Entries from August 19, 2007 - August 25, 2007
Merck's Litigation Tactics Are Hurting Plaintiffs
Merck & Company, the third-largest drug maker in the United States, is escaping liability for the adverse side effects that Vioxx caused thousands of patients. As published in The New York Times, Merck has forced every claim to be tried on a case-by-case basis, not allowing for plaintiffs to aggregate their claims. So far courts have agreed with Merck that because each plaintiff’s claim is based on a separate set of facts (specific to that particular plaintiff), the claims should not be aggregated. However, how fair is this to the plaintiffs?
Vioxx was withdrawn from the market in 2004 because it was found that patients who had taken the drug for 18 months or more were suffering heart attacks. Scientists say that over 20 million Americans have taken Vioxx and that approximately 100,000 have suffered heart attacks. Merck said “it had adequately warned patients and doctors of Vioxx’s heart risks an that it never knowingly endangered patients.” However, counsel for the drug maker, Theodore V.H. Mayer, partner at Hughes Hubbard & Reed contends that there is not one case yet that he has tried where Vioxx caused a heart attack, simply because they are a very common occurrence. If Merck admitted that Vioxx can cause heart attacks, then why is it’s counsel against settling the cases?

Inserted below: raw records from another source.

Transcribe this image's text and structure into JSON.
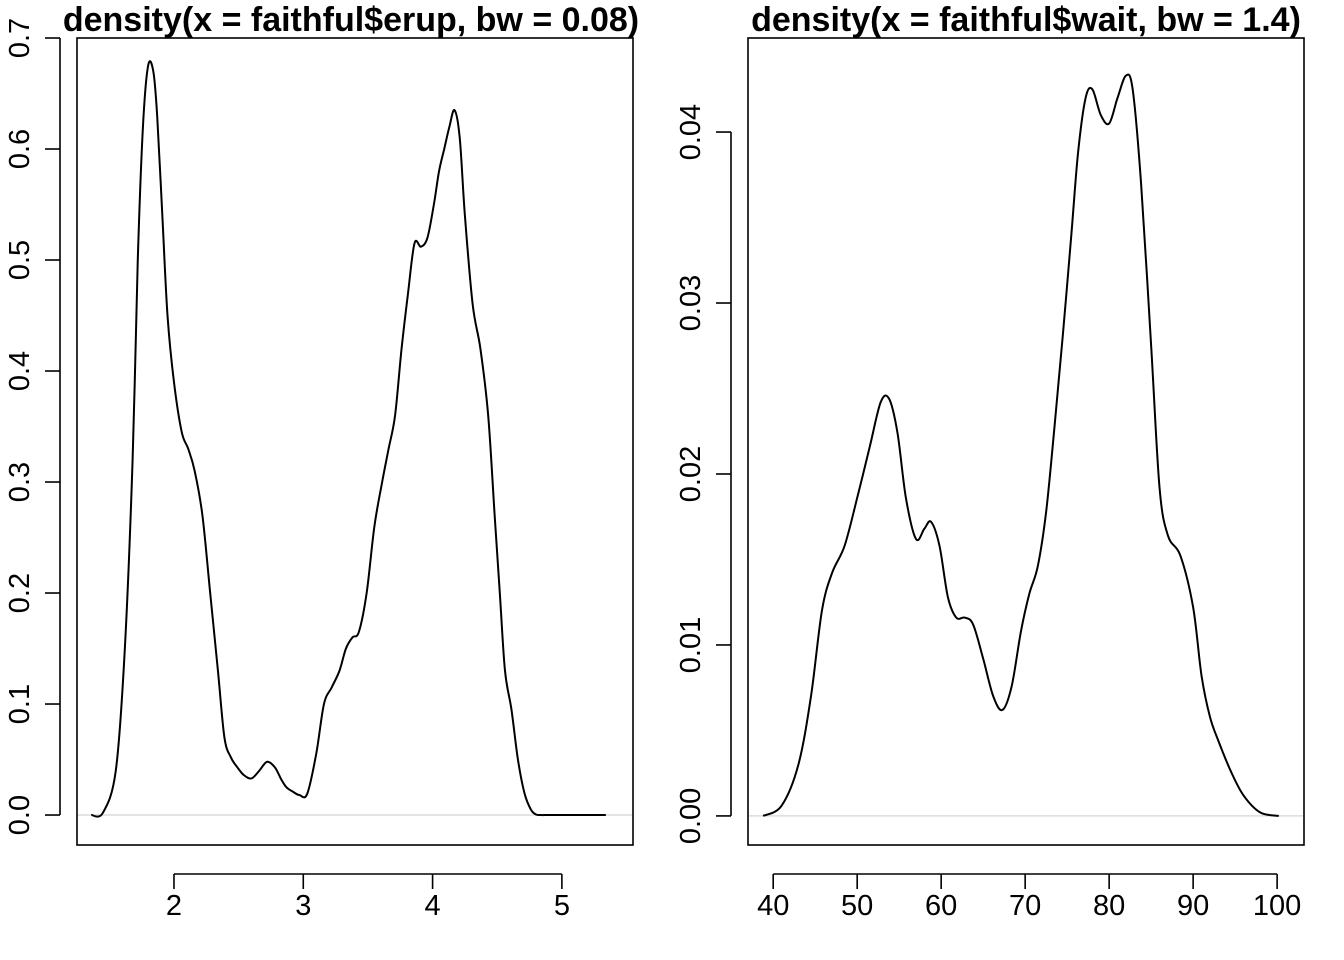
{
  "chart_data": [
    {
      "type": "line",
      "title": "density(x = faithful$erup, bw = 0.08)",
      "xlabel": "",
      "ylabel": "",
      "xlim": [
        1.25,
        5.55
      ],
      "ylim": [
        -0.027,
        0.7
      ],
      "xticks": [
        2,
        3,
        4,
        5
      ],
      "xtick_labels": [
        "2",
        "3",
        "4",
        "5"
      ],
      "yticks": [
        0.0,
        0.1,
        0.2,
        0.3,
        0.4,
        0.5,
        0.6,
        0.7
      ],
      "ytick_labels": [
        "0.0",
        "0.1",
        "0.2",
        "0.3",
        "0.4",
        "0.5",
        "0.6",
        "0.7"
      ],
      "zero_line": true,
      "grid": false,
      "series": [
        {
          "x": [
            1.36,
            1.45,
            1.55,
            1.62,
            1.68,
            1.72,
            1.76,
            1.8,
            1.84,
            1.87,
            1.91,
            1.95,
            2.0,
            2.06,
            2.11,
            2.16,
            2.22,
            2.28,
            2.34,
            2.39,
            2.44,
            2.49,
            2.54,
            2.6,
            2.66,
            2.72,
            2.78,
            2.83,
            2.87,
            2.92,
            2.97,
            3.03,
            3.1,
            3.16,
            3.22,
            3.28,
            3.33,
            3.38,
            3.43,
            3.49,
            3.55,
            3.61,
            3.66,
            3.71,
            3.76,
            3.81,
            3.86,
            3.91,
            3.96,
            4.01,
            4.05,
            4.09,
            4.13,
            4.17,
            4.21,
            4.25,
            4.31,
            4.37,
            4.43,
            4.48,
            4.52,
            4.56,
            4.61,
            4.66,
            4.71,
            4.76,
            4.8,
            4.84,
            4.88,
            4.93,
            5.0,
            5.07,
            5.14,
            5.2,
            5.27,
            5.34
          ],
          "y": [
            0.0,
            0.002,
            0.04,
            0.15,
            0.32,
            0.5,
            0.62,
            0.675,
            0.67,
            0.63,
            0.54,
            0.45,
            0.39,
            0.345,
            0.33,
            0.31,
            0.27,
            0.2,
            0.13,
            0.07,
            0.052,
            0.043,
            0.036,
            0.033,
            0.04,
            0.048,
            0.043,
            0.032,
            0.025,
            0.021,
            0.018,
            0.019,
            0.055,
            0.1,
            0.115,
            0.13,
            0.15,
            0.16,
            0.165,
            0.2,
            0.26,
            0.3,
            0.33,
            0.36,
            0.42,
            0.47,
            0.515,
            0.512,
            0.52,
            0.55,
            0.58,
            0.6,
            0.62,
            0.635,
            0.61,
            0.54,
            0.46,
            0.42,
            0.36,
            0.27,
            0.2,
            0.13,
            0.095,
            0.05,
            0.02,
            0.005,
            0.0005,
            0.0,
            0.0,
            0.0,
            0.0,
            0.0,
            0.0,
            0.0,
            0.0,
            0.0
          ]
        }
      ]
    },
    {
      "type": "line",
      "title": "density(x = faithful$wait, bw = 1.4)",
      "xlabel": "",
      "ylabel": "",
      "xlim": [
        37.0,
        103.2
      ],
      "ylim": [
        -0.0017,
        0.0455
      ],
      "xticks": [
        40,
        50,
        60,
        70,
        80,
        90,
        100
      ],
      "xtick_labels": [
        "40",
        "50",
        "60",
        "70",
        "80",
        "90",
        "100"
      ],
      "yticks": [
        0.0,
        0.01,
        0.02,
        0.03,
        0.04
      ],
      "ytick_labels": [
        "0.00",
        "0.01",
        "0.02",
        "0.03",
        "0.04"
      ],
      "zero_line": true,
      "grid": false,
      "series": [
        {
          "x": [
            38.8,
            41.0,
            43.0,
            44.5,
            45.8,
            47.0,
            48.5,
            50.0,
            51.5,
            52.8,
            53.8,
            54.8,
            55.8,
            57.0,
            58.0,
            58.8,
            59.8,
            60.8,
            61.8,
            62.8,
            63.8,
            65.0,
            66.2,
            67.3,
            68.4,
            69.5,
            70.5,
            71.5,
            72.5,
            73.5,
            74.5,
            75.5,
            76.3,
            77.2,
            78.0,
            79.0,
            80.0,
            81.0,
            82.0,
            82.8,
            83.8,
            85.0,
            86.0,
            87.0,
            88.5,
            90.0,
            91.0,
            92.0,
            93.0,
            94.5,
            96.0,
            98.0,
            100.2
          ],
          "y": [
            0.0,
            0.0006,
            0.003,
            0.007,
            0.012,
            0.0142,
            0.0158,
            0.0186,
            0.0216,
            0.0242,
            0.0244,
            0.0224,
            0.0186,
            0.0162,
            0.0168,
            0.0172,
            0.0158,
            0.0128,
            0.0116,
            0.0116,
            0.0112,
            0.0092,
            0.007,
            0.0062,
            0.0076,
            0.0108,
            0.013,
            0.0146,
            0.0178,
            0.0228,
            0.0282,
            0.034,
            0.0388,
            0.042,
            0.0425,
            0.041,
            0.0405,
            0.042,
            0.0433,
            0.0425,
            0.037,
            0.0275,
            0.0192,
            0.0164,
            0.0152,
            0.0122,
            0.0082,
            0.0058,
            0.0044,
            0.0026,
            0.0012,
            0.0002,
            0.0
          ]
        }
      ]
    }
  ]
}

So far over 45,000 claims have been filed against Merck, but less than 20 cases have actually made it to a jury. Most of the cases are in the pretrial discovery phase where Merck’s lawyers are investigating into the amount of Vioxx taken by the plaintiffs, how long they took it for, when they suffered a heart attack, how close to suffering the heart attack were they taking the drug, etc. Many plaintiffs’ lawyers are discouraged from pursuing their claims against Merck because of a lack of sufficient evidence regarding the taking of the medicine and the suffering of the heart attack. So far Merck has won most of the cases that have gone to trial and the ones it lost it has appealed.
Merck’s tactics are discouraging to plaintiffs because most of them will never see their day in court. There are no settlement opportunities available to the plaintiffs and because of the sheer volume of cases, many of the plaintiffs will probably die before their case is heard. One attorney, Mr. Lanier, who represented Carol Ernst in a case against Merck in 2005, says, “Merck’s goal is to manipulate the legal system to deprive justice to tens of thousands of people whose cases can never be heard.” That seems to be just what Merck is doing. Even though Ernst won her case against Merck and was awarded $253.5 million, the drug maker appealed the ruling and had the damages lowered to $26.1 million.
In total, Merck has spent over $1 billion in the last three years in legal fees which, unfortunately enough for the plaintiffs, has seemed to help Merck out tremendously. Not only are the number of claims against Merck decreasing, but so too is the total amount of liability, down to $5 billion from a previously estimated $25 billion. The victims in this whole scheme are the plaintiffs who not only suffered adverse effects from taking Vioxx, but who—for the majority—will never get a chance to face Merck in court. For those few who might bring their case and win, such as Ernst, victory is bittersweet because it will be years before any compensation is even paid out (it is estimated that the earliest Ernst might see any compensation is in 2008).